Senior Partner Jeffrey A. Shor recently tried a case to a defense verdict. The case involved a 51-year-old married father of two, who presented to defendant dermatologist because of a suspicious mole on his back. The dermatologist promptly made a diagnosis of melanoma and referred the patient to the co-defendant oncological surgeon, who ordered a pre-operative PET/CT scan to ascertain that there was no metastasis of the cancer prior to his operative procedure wherein he performed a wide and deep excision of the lesion. The results of the radiology revealed a 5 millimeter subpleural nodule which was not believed to be of any significance but the radiologist who interpreted the scan indicated that a follow up CT scan should be performed in the future. The patient only returned to the surgeon twice to have his sutures removed and did not follow the surgeon’s advice to see him on a regular basis. Accordingly, the surgeon was not afforded the opportunity to order the follow up CT scan. The dermatologist was aware of the outstanding CT scan and continued to see the patient approximately twelve times over the next two years for skin examinations.

The dermatologist never ordered the follow up CT scan as the interpretation of such a test was beyond his expertise. In December 2008, the patient was found to have wide spread metastatic disease in his lungs, liver, kidneys and brain and died in March 2009. It was claimed that the dermatologist knew of the outstanding CT scan and should have ordered same.

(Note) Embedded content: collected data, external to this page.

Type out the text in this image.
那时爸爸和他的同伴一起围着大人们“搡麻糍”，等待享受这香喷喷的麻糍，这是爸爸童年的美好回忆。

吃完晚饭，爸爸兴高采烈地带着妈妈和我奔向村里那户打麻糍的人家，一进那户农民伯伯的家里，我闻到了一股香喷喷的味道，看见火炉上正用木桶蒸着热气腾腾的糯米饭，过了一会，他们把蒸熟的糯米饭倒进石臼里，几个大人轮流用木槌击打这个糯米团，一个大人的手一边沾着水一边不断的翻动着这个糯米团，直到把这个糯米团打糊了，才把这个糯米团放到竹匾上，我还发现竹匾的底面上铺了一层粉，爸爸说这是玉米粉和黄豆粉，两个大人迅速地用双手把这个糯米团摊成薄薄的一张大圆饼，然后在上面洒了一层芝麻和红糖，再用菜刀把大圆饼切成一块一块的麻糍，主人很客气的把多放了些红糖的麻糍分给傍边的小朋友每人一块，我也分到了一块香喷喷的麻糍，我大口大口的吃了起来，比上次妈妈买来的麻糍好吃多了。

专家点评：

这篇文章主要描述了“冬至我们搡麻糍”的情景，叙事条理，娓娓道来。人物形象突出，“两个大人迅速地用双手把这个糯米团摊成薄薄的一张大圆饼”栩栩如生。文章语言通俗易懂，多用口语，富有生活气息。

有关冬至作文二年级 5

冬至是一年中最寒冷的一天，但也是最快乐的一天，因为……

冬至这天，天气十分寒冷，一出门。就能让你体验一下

The defense argued that a follow up CT scan is an extremely sophisticated test requiring expertise well beyond that of a dermatologist and that the only obligation the dermatologist had to the patient was to advise him to return to see the surgeon.

However, the defense of this case was complicated by the fact that since the patient had died, The Dead Man’s Statue was applicable and, hence, our client was not afforded the opportunity to testify as to any conversations that he had with the decedent. However, our client was able to testify as to those entries in his office records which indicated that the patient was exceedingly non-compliant. The plaintiff’s attorney asked for $35,000,000 in damages and the jury returned a verdict after deliberating for 30 minutes in favor of our client.